You mention that you have studied, worked and travelled in numerous countries and places around the world, if you could have worked in any place in the whole world throughout your working career, where would it have been? I believe my choice would be New Zealand. I visited that country only once, a couple of years ago, and was delighted with the people I met and with the bucolic countryside, once Aukland is left behind. It struck me that Britain probably looked like that—a century or more ago.

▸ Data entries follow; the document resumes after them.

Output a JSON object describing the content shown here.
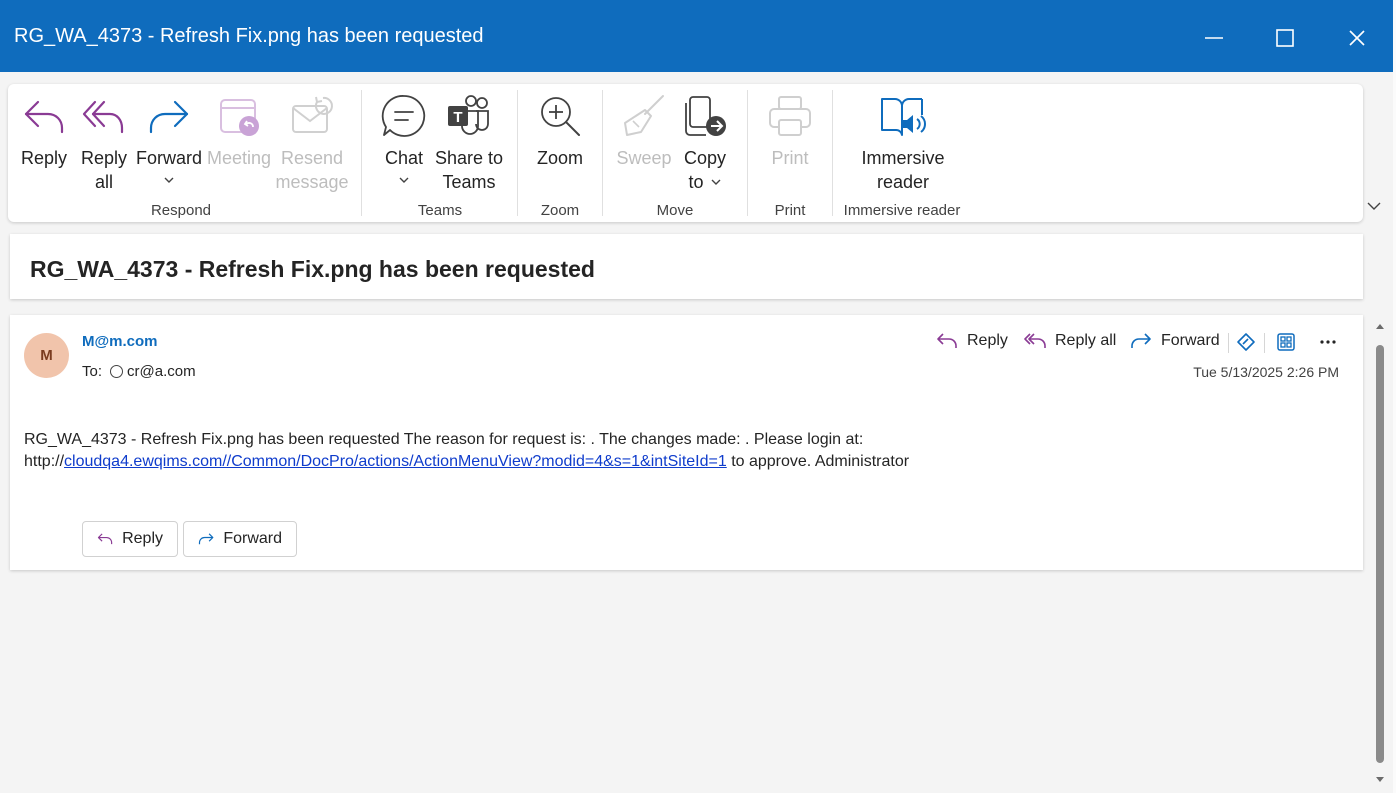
{
  "window": {
    "title": "RG_WA_4373 - Refresh Fix.png has been requested"
  },
  "ribbon": {
    "respond": {
      "label": "Respond",
      "reply": "Reply",
      "reply_all_1": "Reply",
      "reply_all_2": "all",
      "forward": "Forward",
      "meeting": "Meeting",
      "resend_1": "Resend",
      "resend_2": "message"
    },
    "teams": {
      "label": "Teams",
      "chat": "Chat",
      "share_1": "Share to",
      "share_2": "Teams"
    },
    "zoom": {
      "label": "Zoom",
      "zoom": "Zoom"
    },
    "move": {
      "label": "Move",
      "sweep": "Sweep",
      "copy_1": "Copy",
      "copy_2": "to"
    },
    "print": {
      "label": "Print",
      "print": "Print"
    },
    "immersive": {
      "label": "Immersive reader",
      "btn_1": "Immersive",
      "btn_2": "reader"
    }
  },
  "subject": "RG_WA_4373 - Refresh Fix.png has been requested",
  "message": {
    "avatar_initial": "M",
    "sender": "M@m.com",
    "to_label": "To:",
    "to_address": "cr@a.com",
    "date": "Tue 5/13/2025 2:26 PM",
    "actions": {
      "reply": "Reply",
      "reply_all": "Reply all",
      "forward": "Forward"
    },
    "body_part1": "RG_WA_4373 - Refresh Fix.png has been requested The reason for request is: . The changes made: . Please login at:",
    "body_http": "http://",
    "body_link": "cloudqa4.ewqims.com//Common/DocPro/actions/ActionMenuView?modid=4&s=1&intSiteId=1",
    "body_part2": " to approve. Administrator",
    "bottom_reply": "Reply",
    "bottom_forward": "Forward"
  },
  "colors": {
    "titlebar": "#0f6cbd",
    "reply_icon": "#8a3b94",
    "forward_icon": "#0f6cbd",
    "link": "#0f3ccc"
  }
}
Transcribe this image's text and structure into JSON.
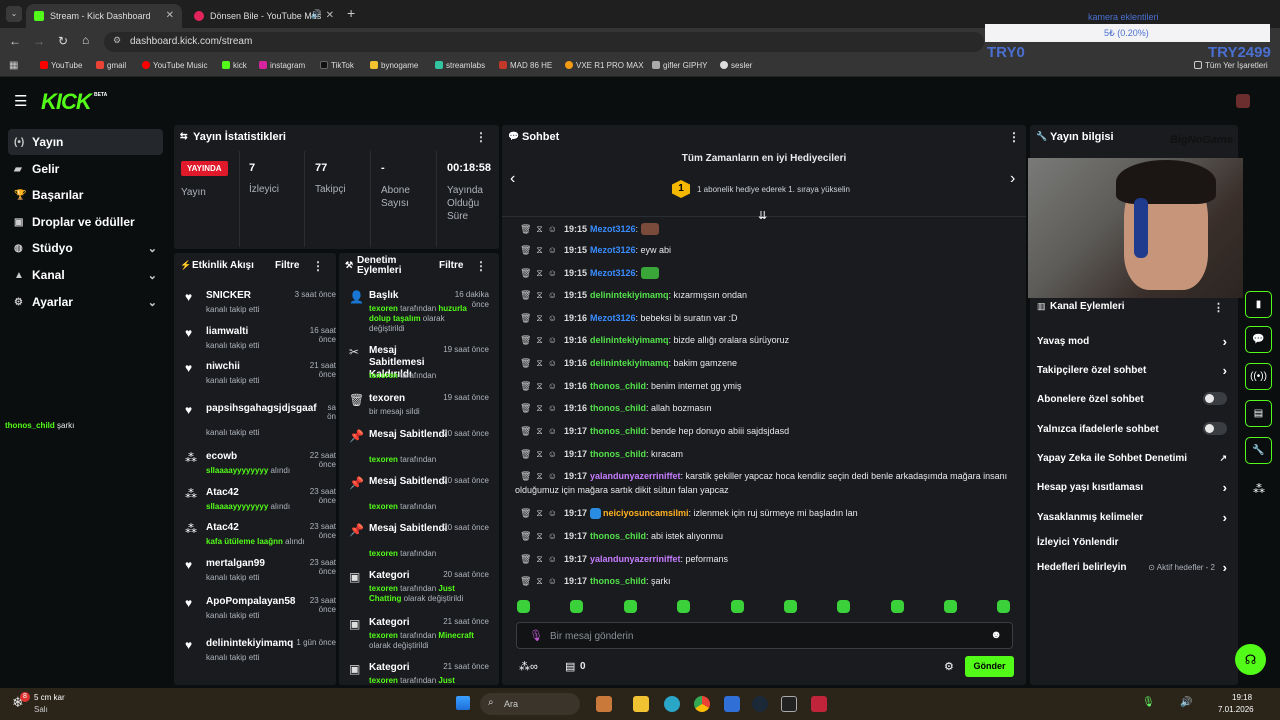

What was so special about your time at Queen Mary? The camaraderie among our class of 14 students throughout our three-year program comes first to mind. Then, the wonderful experience of field work in the summers at Plymouth and Whitstable, as I mentioned previously. Third, the support the faculty provided us whenever it was needed. Particular individual moments? Seeing Professor J.E. Smith demonstrate the dissection of a snail, primarily using his thumb nails, and seeing Professor Gordon Newell leading students rapidly across a slippery rocky shore, despite war injuries that caused him to use a walking stick.
Have you kept in touch with any of your fellow Queen Mary alumni throughout your lifetime? I have. Two members of the Zoology graduating class of 1964 with whom I was close have died, and, of the rest, I am in contact with one on the Isle of Wight, one in Halifax, Nova Scotia, and one on Vancouver Island. I would love to make contact again with the other eight after so many years.